Parents in Control

Published February 1, 1999

Florida Legislators Support School Choice

A bipartisan group of legislators–including the chairwoman of the legislative black caucus–has promised to deliver school choice to Florida’s parents next year and to work with Floridians for School Choice to achieve that goal.

The commitments from Democratic Representative Beryl Roberts-Burke and Republican Representatives Carlos Lacasa and Steve Wise were announced when the group outlined a list of ten guiding principles for choice legislation for the next session. Wise is a board member of Parents in Control.

“The momentum is building for an idea whose time has come,” said Roberts, who last year proposed legislation for a pilot voucher program for failing inner-city schools. “All of us–black, white, Hispanic–recognize that quality education is key to economic success in our society,” she added, noting that “parents deserve a choice” even if public schools do a good job.

Wise agreed, saying the voucher proposal “has everything to do with freedom of choice.”

Many of the same principles developed by the Florida group for K-12 school choice helped shape the state’s existing post-secondary school choice policy, which makes tax-funded scholarships available for use at public, private, or religiously affiliated colleges. The principles offer a unified guide for extending the same opportunity to families with school-aged children without imposing new regulations on private schools or impeding their missions in any way.

The work of Floridians for School Choice is likely to be facilitated by the election of Governor Jeb Bush, who has voiced support for school choice. Further information about the group is available at its Web site,

Fair and Effective School Choice Legislation: Ten Principles

The goal of school choice is to give more children the opportunity to attend schools considered best for them by their parents by giving more families the capacity to choose from among public and private schools. For legislation implementing that goal to be fair and to win public support, the interests of many parties–children, families, schools, and taxpayers–must be recognized and balanced.

With that need for balance in mind, Floridians for School Choice has proposed the following principles to guide the drafting of school choice legislation.

To be fair and acceptable, school choice legislation should observe the following principles:

1. It must not disturb families happy with their child’s current placement at a public or private school.

2. It must not reduce per-pupil spending in the public schools and should not increase total public spending on education except for those increases that would naturally occur as the result of increased student numbers or a growing commitment to education on the part of Florida’s citizens.

3. It must ensure that participation in the system of tax-funded scholarships is voluntary for families and schools. No person or educational institution will be mandated to do anything.

4. It must include all schools–public, private, and religiously affiliated–that wish to participate and are prepared to accept reasonable measures of accountability.
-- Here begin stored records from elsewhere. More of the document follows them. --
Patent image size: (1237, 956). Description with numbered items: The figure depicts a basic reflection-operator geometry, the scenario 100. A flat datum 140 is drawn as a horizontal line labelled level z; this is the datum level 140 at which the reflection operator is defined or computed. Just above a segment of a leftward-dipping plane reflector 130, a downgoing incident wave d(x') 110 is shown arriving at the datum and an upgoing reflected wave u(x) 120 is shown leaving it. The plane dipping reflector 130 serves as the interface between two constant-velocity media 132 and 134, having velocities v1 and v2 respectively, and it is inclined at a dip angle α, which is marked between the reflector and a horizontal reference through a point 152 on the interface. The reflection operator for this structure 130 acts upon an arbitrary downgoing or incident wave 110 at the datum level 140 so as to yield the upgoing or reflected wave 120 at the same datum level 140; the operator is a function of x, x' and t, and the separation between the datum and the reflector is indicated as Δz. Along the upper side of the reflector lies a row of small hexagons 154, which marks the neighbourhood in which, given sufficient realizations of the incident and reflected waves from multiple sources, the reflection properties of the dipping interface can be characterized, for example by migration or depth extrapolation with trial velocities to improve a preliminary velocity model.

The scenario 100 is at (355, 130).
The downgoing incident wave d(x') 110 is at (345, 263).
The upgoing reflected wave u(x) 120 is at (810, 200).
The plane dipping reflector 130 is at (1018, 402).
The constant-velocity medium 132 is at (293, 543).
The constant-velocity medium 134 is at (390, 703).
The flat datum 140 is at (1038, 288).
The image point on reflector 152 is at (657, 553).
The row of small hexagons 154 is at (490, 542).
5. It must introduce no new regulations on private schools that would threaten their mission, identity, or autonomy; and it must offer a similar and prompt deregulation to those public schools that wish it.

6. It must include provisions to assure that children from low-income families have fair access to schools their families prefer.
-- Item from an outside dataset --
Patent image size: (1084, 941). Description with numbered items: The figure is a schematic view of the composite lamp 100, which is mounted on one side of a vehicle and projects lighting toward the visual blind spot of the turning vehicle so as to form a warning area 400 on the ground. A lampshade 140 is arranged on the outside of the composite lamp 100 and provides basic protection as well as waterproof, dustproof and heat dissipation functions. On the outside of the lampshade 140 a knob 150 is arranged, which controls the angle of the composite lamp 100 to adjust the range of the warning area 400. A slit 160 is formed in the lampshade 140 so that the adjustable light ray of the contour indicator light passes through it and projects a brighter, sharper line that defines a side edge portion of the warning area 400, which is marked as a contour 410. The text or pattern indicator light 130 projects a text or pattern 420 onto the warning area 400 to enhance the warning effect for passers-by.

7. It must safeguard the interests of families and taxpayers by ensuring that no school that advocates unlawful behavior; teaches hatred of any person or group on the basis of race, ethnicity, color, national origin, religion, or gender; or deliberately provides false or misleading information shall be eligible to redeem tax-funded scholarships.
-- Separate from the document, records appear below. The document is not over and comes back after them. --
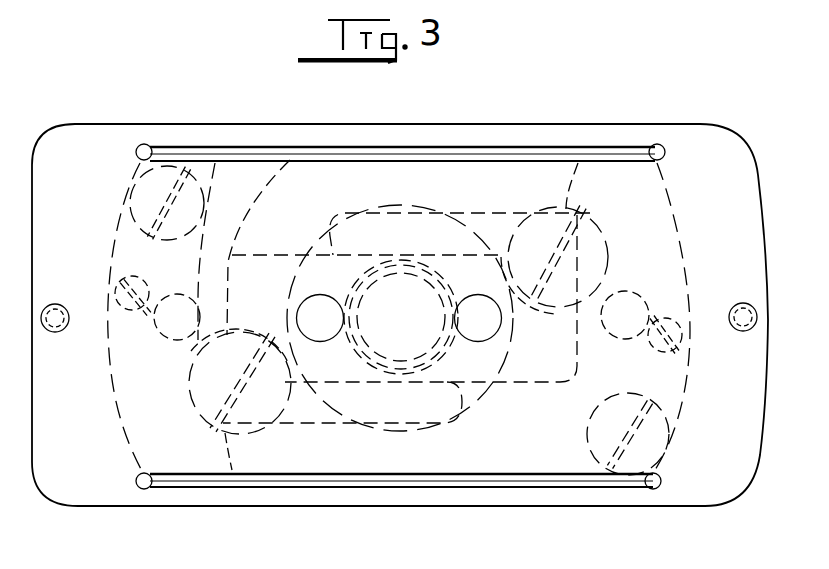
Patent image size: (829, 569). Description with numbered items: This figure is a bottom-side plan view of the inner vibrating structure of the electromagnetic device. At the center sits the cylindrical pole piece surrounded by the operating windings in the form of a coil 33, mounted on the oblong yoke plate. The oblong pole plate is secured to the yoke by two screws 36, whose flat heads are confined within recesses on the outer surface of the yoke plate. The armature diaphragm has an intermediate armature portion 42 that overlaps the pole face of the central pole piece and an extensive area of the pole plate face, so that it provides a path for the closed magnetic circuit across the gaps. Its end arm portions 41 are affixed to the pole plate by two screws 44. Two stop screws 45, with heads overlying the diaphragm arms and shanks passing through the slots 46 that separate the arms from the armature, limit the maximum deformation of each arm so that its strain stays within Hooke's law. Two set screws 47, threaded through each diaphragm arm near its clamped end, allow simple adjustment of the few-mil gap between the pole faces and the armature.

The coil 33 is at (233, 439).
The screws 36 is at (168, 343).
The end arm portions 41 is at (683, 389).
The intermediate armature portion 42 is at (457, 407).
The screws 44 is at (657, 447).
The stop screws 45 is at (550, 204).
The slots 46 is at (463, 212).
The set screws 47 is at (145, 276).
8. Its implementation must be gradual, orderly, and fair, protecting individual schools from abrupt large-scale reductions or unwanted increases in their number of students.

9. It must phase in scholarships for children who are already outside the public school system, including those who are home-schooled.

10. It must be compliant with federal and state constitutional provisions, readily understood by ordinary citizens, and able to be implemented without excessive administration.

Child-Friendly Cities Failed by K-12 Schools

Although Milwaukee Mayor John Norquist said he was encouraged to read of “empty nesters moving to Milwaukee,” he asked “Why only empty nesters? Are cities really places where you shouldn’t raise your children?”

Unfortunately, he concluded in a recent interview, “when it comes to K-12 education, everybody’s repelled by the cities.”

“Cities are actually very friendly to children,” argued Norquist. “There are sidewalks, transit systems: the children can move around without mommy and daddy having to drive them everywhere. If the cities are safe, and they can be–Paris, for example, is very safe–and if the schools are improved, then people would want to live in them.”

“Why are U.S. grade schools so bad?” he continued. “Why is it that New York City would not have the best grade schools? It has some of the great universities. In fact, the best universities in America are largely in the big cities. And there is a reason for that. We have a voucher system, we have competition in higher education, and so we have the best universities in the world. Because people have competition, the quality is high.”

“Whereas we have this monotonous, powerful government monopoly of K-12 education, and so the customer doesn’t really matter,” Norquist added. “So, instead of being number one, as we are in higher education in terms of quality, our grade schools rank 27th among industrial countries, right behind Portugal.”